No filme de Tatiana Issa e Guto Barra, a câmera está sempre procurando Dominique, acompanha pelas ruas e mantém a dialética em organicidade simultânea da imagem e do som. A voz em off constrói a narrativa de brutalidade que está enraizada na História deste país, comenta sobre a violência que sofria/sofre da sociedade e das agressões constantes dos policiais. Além dos dados já conhecidos sobre as possibilidades de emprego de travestis, que quase zero, força a prostituição pela sobrevivência.

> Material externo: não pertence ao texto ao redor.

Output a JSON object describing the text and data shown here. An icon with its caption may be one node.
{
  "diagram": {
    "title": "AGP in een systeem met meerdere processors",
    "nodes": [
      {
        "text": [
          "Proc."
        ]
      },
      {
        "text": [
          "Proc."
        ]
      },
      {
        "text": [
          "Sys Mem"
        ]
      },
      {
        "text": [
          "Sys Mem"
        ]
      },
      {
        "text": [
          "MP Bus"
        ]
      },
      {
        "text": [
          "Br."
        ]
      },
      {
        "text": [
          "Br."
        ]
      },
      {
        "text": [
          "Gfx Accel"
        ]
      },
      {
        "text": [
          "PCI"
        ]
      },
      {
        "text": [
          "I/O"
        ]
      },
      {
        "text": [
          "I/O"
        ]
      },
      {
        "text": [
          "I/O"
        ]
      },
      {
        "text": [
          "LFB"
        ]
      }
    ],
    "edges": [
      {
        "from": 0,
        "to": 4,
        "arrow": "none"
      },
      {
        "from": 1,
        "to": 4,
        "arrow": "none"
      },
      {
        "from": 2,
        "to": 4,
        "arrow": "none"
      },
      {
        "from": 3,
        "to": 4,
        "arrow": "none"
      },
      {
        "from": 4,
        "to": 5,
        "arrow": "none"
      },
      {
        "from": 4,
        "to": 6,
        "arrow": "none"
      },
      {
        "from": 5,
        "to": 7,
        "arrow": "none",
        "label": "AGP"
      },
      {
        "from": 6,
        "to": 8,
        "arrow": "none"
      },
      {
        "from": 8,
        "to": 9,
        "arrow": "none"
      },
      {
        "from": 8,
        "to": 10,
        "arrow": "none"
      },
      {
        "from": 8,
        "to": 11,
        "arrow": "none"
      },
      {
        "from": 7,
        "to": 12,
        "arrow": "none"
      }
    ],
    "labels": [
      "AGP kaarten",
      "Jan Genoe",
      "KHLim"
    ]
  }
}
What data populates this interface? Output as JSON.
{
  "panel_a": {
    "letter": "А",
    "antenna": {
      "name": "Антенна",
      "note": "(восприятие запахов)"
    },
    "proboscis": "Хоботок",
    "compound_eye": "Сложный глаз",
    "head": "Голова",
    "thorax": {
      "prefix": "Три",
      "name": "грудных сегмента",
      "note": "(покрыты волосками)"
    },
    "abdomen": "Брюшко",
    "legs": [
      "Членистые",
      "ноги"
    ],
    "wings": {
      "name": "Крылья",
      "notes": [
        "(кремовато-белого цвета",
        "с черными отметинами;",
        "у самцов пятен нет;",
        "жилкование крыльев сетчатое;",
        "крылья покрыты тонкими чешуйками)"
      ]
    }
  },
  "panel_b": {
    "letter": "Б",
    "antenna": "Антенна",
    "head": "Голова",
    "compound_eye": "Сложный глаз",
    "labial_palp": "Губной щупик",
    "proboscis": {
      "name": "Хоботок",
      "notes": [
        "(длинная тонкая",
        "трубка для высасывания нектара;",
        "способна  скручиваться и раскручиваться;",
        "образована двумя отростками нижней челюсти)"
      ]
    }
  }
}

Nessa base, “Dominique” é muito versátil em conciliar o tempo de entrevista, a narração em off, as imagens que apoiam sem perder sua particularidade, o retrato de um Pará que se aproxima do solo, percorre um caminho e chega à uma ilha na foz do rio Amazonas. É cinema-antropológico, porque se despe de questões exteriores, mergulha em sua história, compreende através da base, concebe um tom tradicional ao recorrer à oralidade, uma recusa de apresentação expositiva de imagem de arquivo. É cinema-geográfico porque se estrutura em torno de um Pará múltiplo, multifacetado, plural.
Mas não cai na mera apresentação dessas questões, permite a externalização cultural, através da narração, de uma violência conhecida pelo povo brasileiro, no caso do Sudeste, SP. E são essas características que se somam diante da imagem, que apenas torna o processo aditivo na construção. Assim, “Dominique” é um filme que não é apenas importante para a compreensão do Brasil, como é absolutamente consciente da estética e da sociologia que mira, e acerta de forma cirúrgica. É o cinema do ato, as imagens de arquivo são apresentadas pelas personagens, as falas são suficientes e a narrativa não recusa seus dispositivos para alcançar os objetivos.